When the answer to "where does the data go?" is "nowhere — it stays on the same server it's already on," legal review gets a lot shorter. That's not a talking point. That's the architecture.
Q: What kind of companies hire a fractional CAIO?
Companies that are too small for a full-time AI executive but too operationally complex for off-the-shelf software.
The companies this fits typically have:
- 30–500 employees. Big enough to have real operational pain, small enough that manual work has become the default.
- $5M–$100M in revenue. Enough budget for a $15K pilot but not enough for a $400K executive hire.
- Existing software they don't want to replace. They run on Sage, QuickBooks, AppFolio, proprietary ERPs, or decades-old file servers. They're not shopping for new platforms — they need what they have to work better.
- Real operational bottlenecks. Not "we want to be more innovative." They have a dispatcher working 12-hour days, a billing clerk buried in EOBs, a project manager reading RFIs on Sunday. The pain is specific, measurable, and expensive.
These companies exist in every industry — freight, property management, general contracting, agriculture, medical practices, law firms. The industry changes. The pattern doesn't: a specific bottleneck that costs real money, and an AI pipeline that fixes it without disrupting everything else.
Q: How fast are we talking?
The audit takes a week. The pilot takes 2–3 weeks. You see working software in under a month.
I don't do long sales cycles because I don't need to. The audit is the sales process. If I can't find at least $50,000 in annual savings from a $15,000 pilot, I'll tell you — and we'll part ways with no charge for the conversation.

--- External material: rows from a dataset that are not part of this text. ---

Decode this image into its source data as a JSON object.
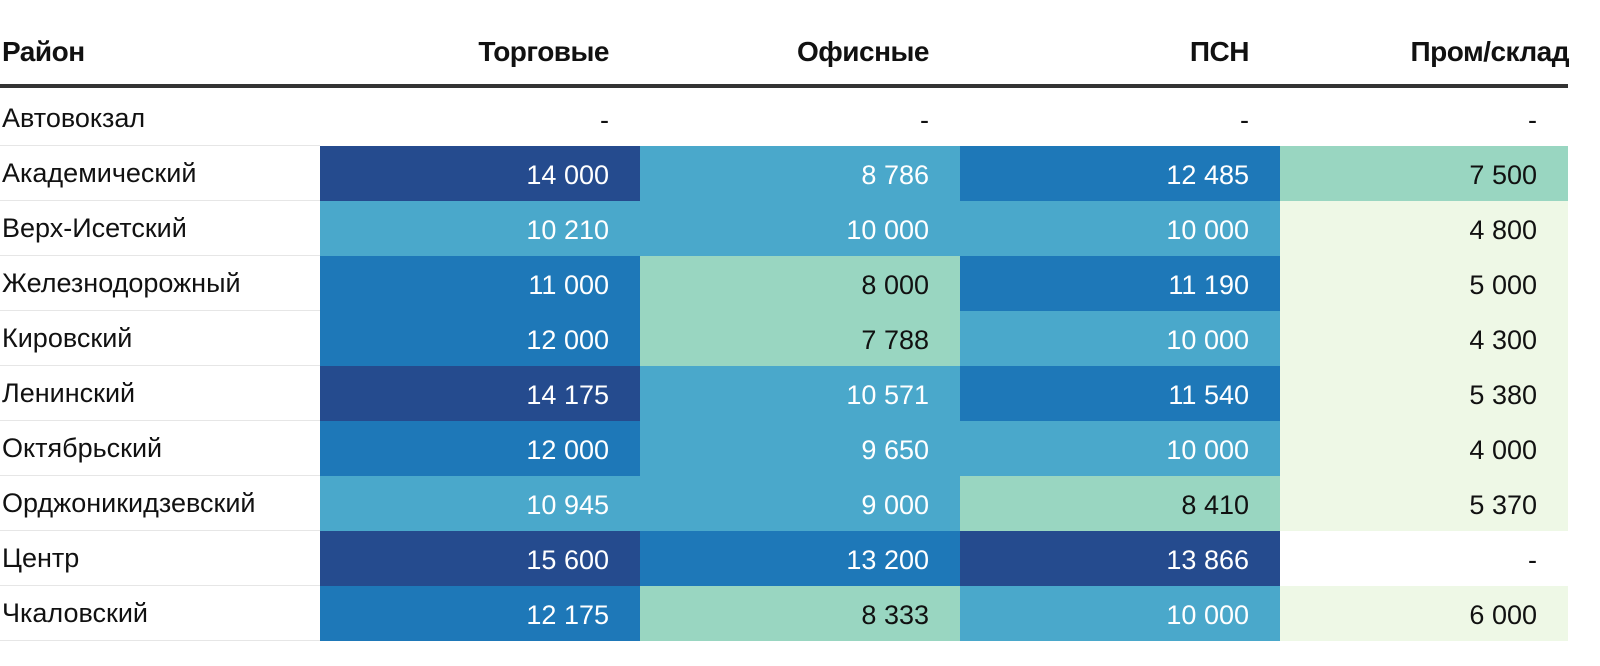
{
  "chart_data": {
    "type": "heatmap",
    "title": "",
    "columns": [
      "Район",
      "Торговые",
      "Офисные",
      "ПСН",
      "Пром/склад"
    ],
    "rows": [
      {
        "district": "Автовокзал",
        "values": [
          "-",
          "-",
          "-",
          "-"
        ],
        "levels": [
          0,
          0,
          0,
          0
        ]
      },
      {
        "district": "Академический",
        "values": [
          "14 000",
          "8 786",
          "12 485",
          "7 500"
        ],
        "levels": [
          4,
          2,
          3,
          1
        ]
      },
      {
        "district": "Верх-Исетский",
        "values": [
          "10 210",
          "10 000",
          "10 000",
          "4 800"
        ],
        "levels": [
          2,
          2,
          2,
          5
        ]
      },
      {
        "district": "Железнодорожный",
        "values": [
          "11 000",
          "8 000",
          "11 190",
          "5 000"
        ],
        "levels": [
          3,
          1,
          3,
          5
        ]
      },
      {
        "district": "Кировский",
        "values": [
          "12 000",
          "7 788",
          "10 000",
          "4 300"
        ],
        "levels": [
          3,
          1,
          2,
          5
        ]
      },
      {
        "district": "Ленинский",
        "values": [
          "14 175",
          "10 571",
          "11 540",
          "5 380"
        ],
        "levels": [
          4,
          2,
          3,
          5
        ]
      },
      {
        "district": "Октябрьский",
        "values": [
          "12 000",
          "9 650",
          "10 000",
          "4 000"
        ],
        "levels": [
          3,
          2,
          2,
          5
        ]
      },
      {
        "district": "Орджоникидзевский",
        "values": [
          "10 945",
          "9 000",
          "8 410",
          "5 370"
        ],
        "levels": [
          2,
          2,
          1,
          5
        ]
      },
      {
        "district": "Центр",
        "values": [
          "15 600",
          "13 200",
          "13 866",
          "-"
        ],
        "levels": [
          4,
          3,
          4,
          0
        ]
      },
      {
        "district": "Чкаловский",
        "values": [
          "12 175",
          "8 333",
          "10 000",
          "6 000"
        ],
        "levels": [
          3,
          1,
          2,
          5
        ]
      }
    ],
    "color_scale": [
      "#ffffff",
      "#99d6c1",
      "#4aa8cb",
      "#1e78b8",
      "#254b8e",
      "#eef8e6"
    ],
    "text_colors": [
      "#111111",
      "#111111",
      "#ffffff",
      "#ffffff",
      "#ffffff",
      "#111111"
    ]
  }
}
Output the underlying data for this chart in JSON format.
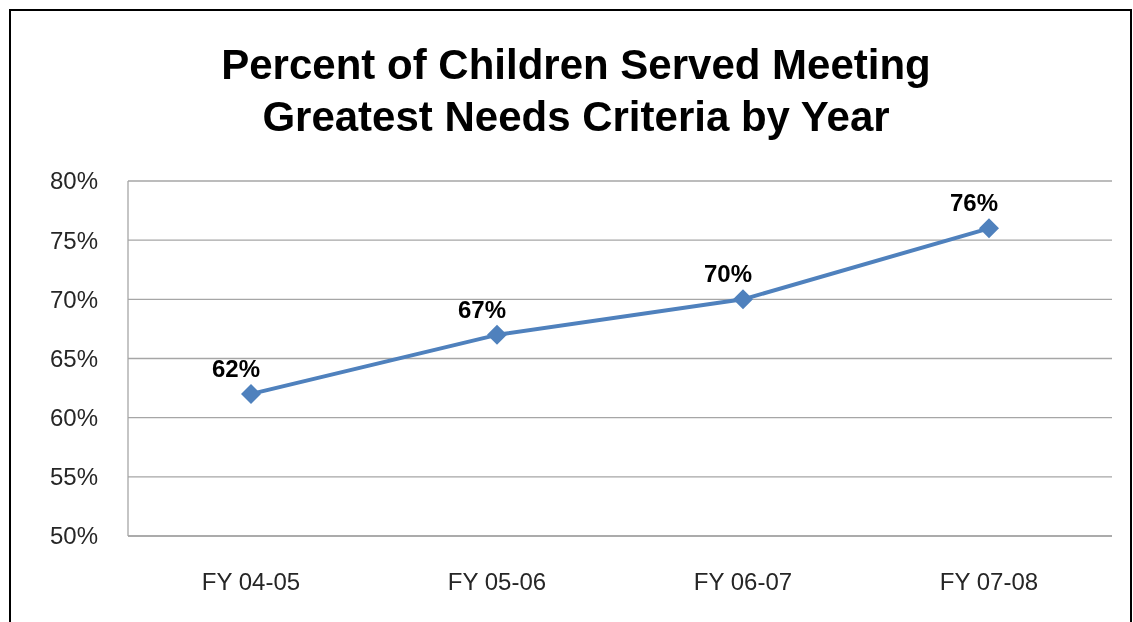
{
  "chart_data": {
    "type": "line",
    "title": "Percent of Children Served Meeting Greatest Needs Criteria by Year",
    "categories": [
      "FY 04-05",
      "FY 05-06",
      "FY 06-07",
      "FY 07-08"
    ],
    "series": [
      {
        "color": "#4f81bd",
        "values": [
          62,
          67,
          70,
          76
        ],
        "value_labels": [
          "62%",
          "67%",
          "70%",
          "76%"
        ]
      }
    ],
    "ylim": [
      50,
      80
    ],
    "yticks": [
      {
        "value": 50,
        "label": "50%"
      },
      {
        "value": 55,
        "label": "55%"
      },
      {
        "value": 60,
        "label": "60%"
      },
      {
        "value": 65,
        "label": "65%"
      },
      {
        "value": 70,
        "label": "70%"
      },
      {
        "value": 75,
        "label": "75%"
      },
      {
        "value": 80,
        "label": "80%"
      }
    ],
    "grid": "y",
    "marker": "diamond",
    "line_style": "solid"
  }
}
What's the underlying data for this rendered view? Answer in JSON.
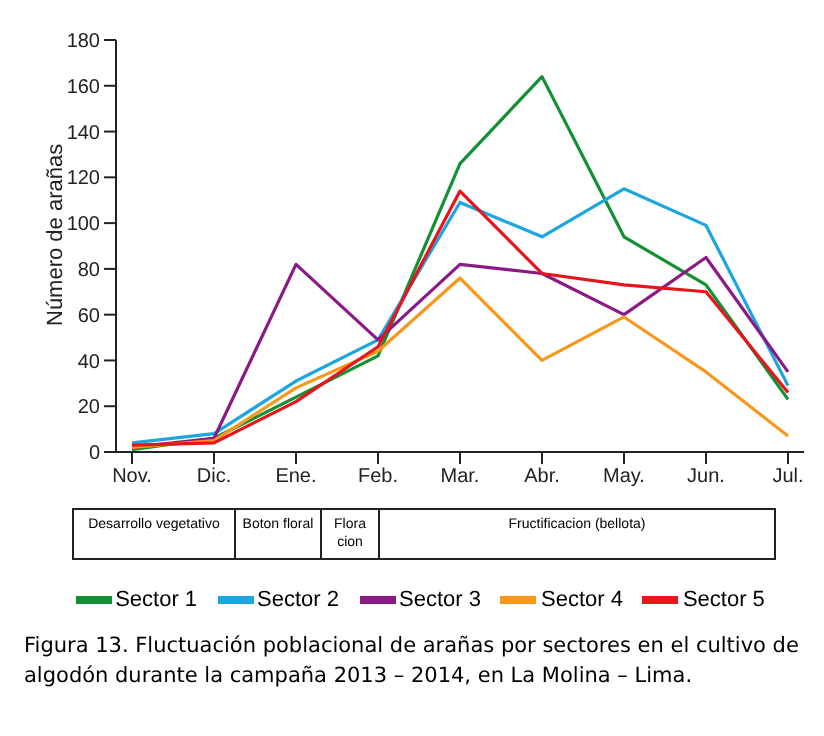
{
  "chart_data": {
    "type": "line",
    "ylabel": "Número de arañas",
    "categories": [
      "Nov.",
      "Dic.",
      "Ene.",
      "Feb.",
      "Mar.",
      "Abr.",
      "May.",
      "Jun.",
      "Jul."
    ],
    "series": [
      {
        "name": "Sector 1",
        "color": "#119133",
        "values": [
          1,
          6,
          24,
          42,
          126,
          164,
          94,
          73,
          23
        ]
      },
      {
        "name": "Sector 2",
        "color": "#1ba5e1",
        "values": [
          4,
          8,
          31,
          49,
          109,
          94,
          115,
          99,
          29
        ]
      },
      {
        "name": "Sector 3",
        "color": "#8b1a86",
        "values": [
          2,
          6,
          82,
          49,
          82,
          78,
          60,
          85,
          35
        ]
      },
      {
        "name": "Sector 4",
        "color": "#f7981d",
        "values": [
          2,
          5,
          28,
          44,
          76,
          40,
          59,
          35,
          7
        ]
      },
      {
        "name": "Sector 5",
        "color": "#e8141c",
        "values": [
          3,
          4,
          22,
          46,
          114,
          78,
          73,
          70,
          26
        ]
      }
    ],
    "ylim": [
      0,
      180
    ],
    "yticks": [
      0,
      20,
      40,
      60,
      80,
      100,
      120,
      140,
      160,
      180
    ],
    "grid": false,
    "legend": "bottom",
    "marker": "none",
    "line_style": "solid",
    "annotations": [
      "Desarrollo vegetativo",
      "Boton floral",
      "Flora cion",
      "Fructificacion (bellota)",
      "Figura 13. Fluctuación poblacional de arañas por sectores en el cultivo de algodón durante la campaña 2013 – 2014, en La Molina – Lima."
    ]
  }
}
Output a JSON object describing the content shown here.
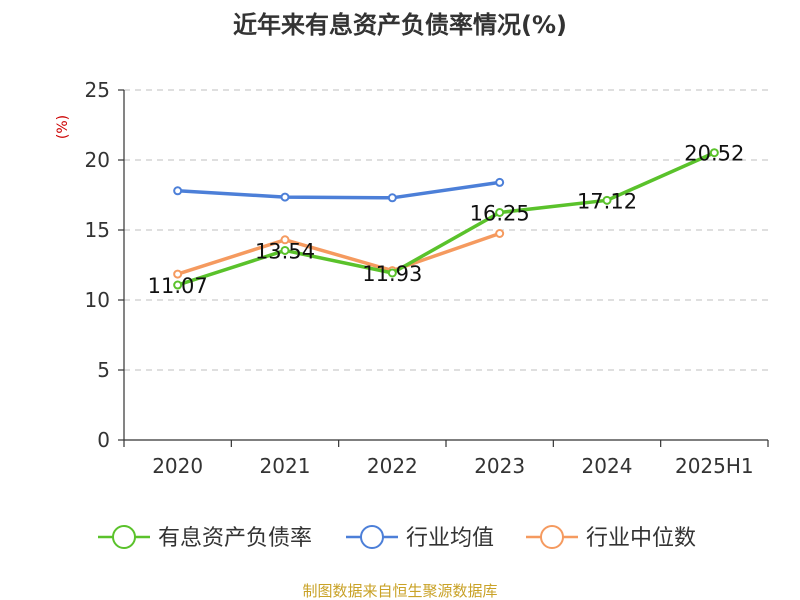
{
  "chart_data": {
    "type": "line",
    "title": "近年来有息资产负债率情况(%)",
    "ylabel": "(%)",
    "xlabel": "",
    "categories": [
      "2020",
      "2021",
      "2022",
      "2023",
      "2024",
      "2025H1"
    ],
    "ylim": [
      0,
      25
    ],
    "yticks": [
      0,
      5,
      10,
      15,
      20,
      25
    ],
    "grid": true,
    "legend_position": "bottom",
    "series": [
      {
        "name": "有息资产负债率",
        "color": "#5ac22b",
        "values": [
          11.07,
          13.54,
          11.93,
          16.25,
          17.12,
          20.52
        ],
        "show_labels": true
      },
      {
        "name": "行业均值",
        "color": "#4c7fd8",
        "values": [
          17.8,
          17.35,
          17.3,
          18.4,
          null,
          null
        ],
        "show_labels": false
      },
      {
        "name": "行业中位数",
        "color": "#f59a5f",
        "values": [
          11.85,
          14.3,
          12.1,
          14.75,
          null,
          null
        ],
        "show_labels": false
      }
    ]
  },
  "source_note": "制图数据来自恒生聚源数据库",
  "colors": {
    "title": "#333333",
    "axis": "#333333",
    "grid": "#cccccc",
    "ylabel": "#cc0000",
    "source_note": "#c9a227"
  }
}
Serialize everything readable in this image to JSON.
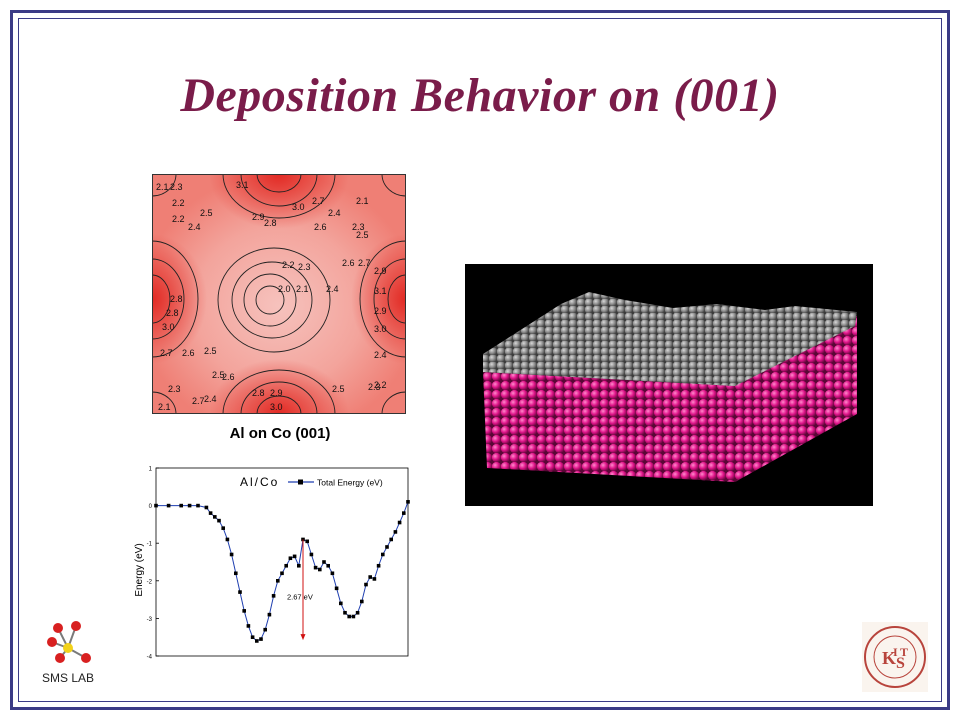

Operational waste is everywhere in mid-size companies. Once you start looking for it, you can't unsee it. The dispatcher who re-types data between four screens. The billing specialist who compares PDFs to spreadsheet rows manually. The project manager who reads every submittal because search doesn't work. These tasks consume thousands of hours a year, and they're all solvable with AI pipelines that cost less than one of those hours' worth of payroll.
Q: So you're a developer with an executive title?
No. I'm an executive who writes code.
The difference matters. A developer takes requirements and builds features. A CAIO looks at the entire operation and asks: where does intelligence belong?
That means I don't just build the pipeline — I identify which pipeline to build. I calculate the ROI before writing a line of code. I talk to your dispatchers, your billing clerks, your project managers — not just your IT director. I understand the business well enough to know which problems are actually worth solving.
And then I solve them. Not in six months. Not after a vendor selection process. This week.
A fractional CAIO is what happens when you stop treating AI as a technology initiative and start treating it as an operational one. It's not about models or platforms or "digital transformation." It's about finding the one thing that costs too much and takes too long — and making it cost less and run faster.